日射病とは、強い直射日光を頭に長く浴びたときに起こる病気。
一般に日射病は熱中症の重い症状とされていますが、発症メカニズムが同じことから最近では熱中症とひとくくりされつつあります。

日射病は主として、夏の暑い日差しの下で歩き回ったり、運動をしているときに起こります。
これは、炎天下でたくさん汗をかき、体内の水分が不足し脱水症状を起こすことが原因です。

また、運動をしなくても炎天下に長時間いるだけで日射病になることもあります。
これは、暑さにより体内の血管が拡張したものの心臓の働きが追いつかず血流が増加しない状態、いわゆる循環不全が原因となって発症します。

暑い日差しの下では、少しでも日差しを避ける工夫やマメな水分補給で、日射病にかからないよう注意することが大切です。

日射病の症状とは

日射病にかかると、まず全身の倦怠感、吐き気、あくびなどの症状が現れます。
やがてめまいや頭痛、吐き気などに襲われ、ひどいときは意識不明になり死亡するケースもあります。

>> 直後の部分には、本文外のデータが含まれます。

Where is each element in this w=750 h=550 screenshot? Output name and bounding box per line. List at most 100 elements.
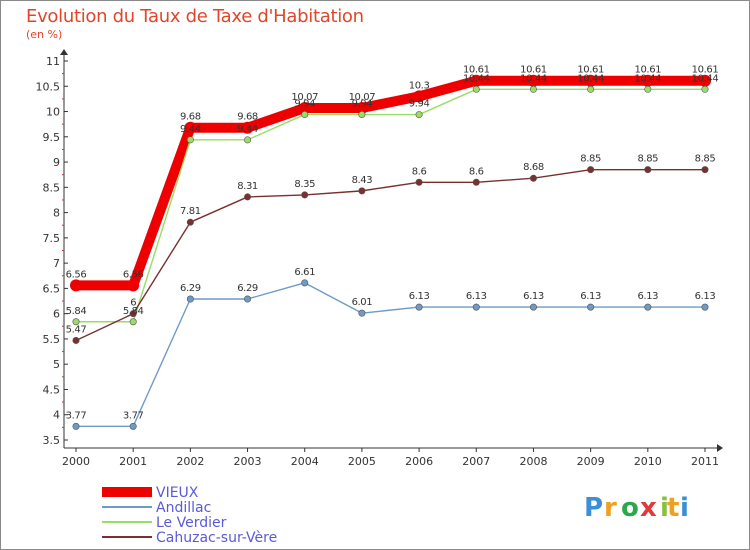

日射病では、体温調節中枢の機能が低下して体温が急上昇し、時に40℃を越えることも。
顔が赤くなって息づかいが荒く、皮膚は暑くてさらさらと乾いた状態になりますが、脱水症状を起こしているため汗は出ないという特徴があります。

日射病になったときは、涼しい場所に移動し、足を上げ頭を低くして横になり、スポーツドリンクなどを補給します。
体温が高いときは、衣服を緩め通気性をよくし、冷たいタオルや氷などで冷やすようにします。

いずれにせよ、早期発見が大事なので、少しでもおかしいと感じたときは、涼しいところに移動し水分を摂るようにしましょう。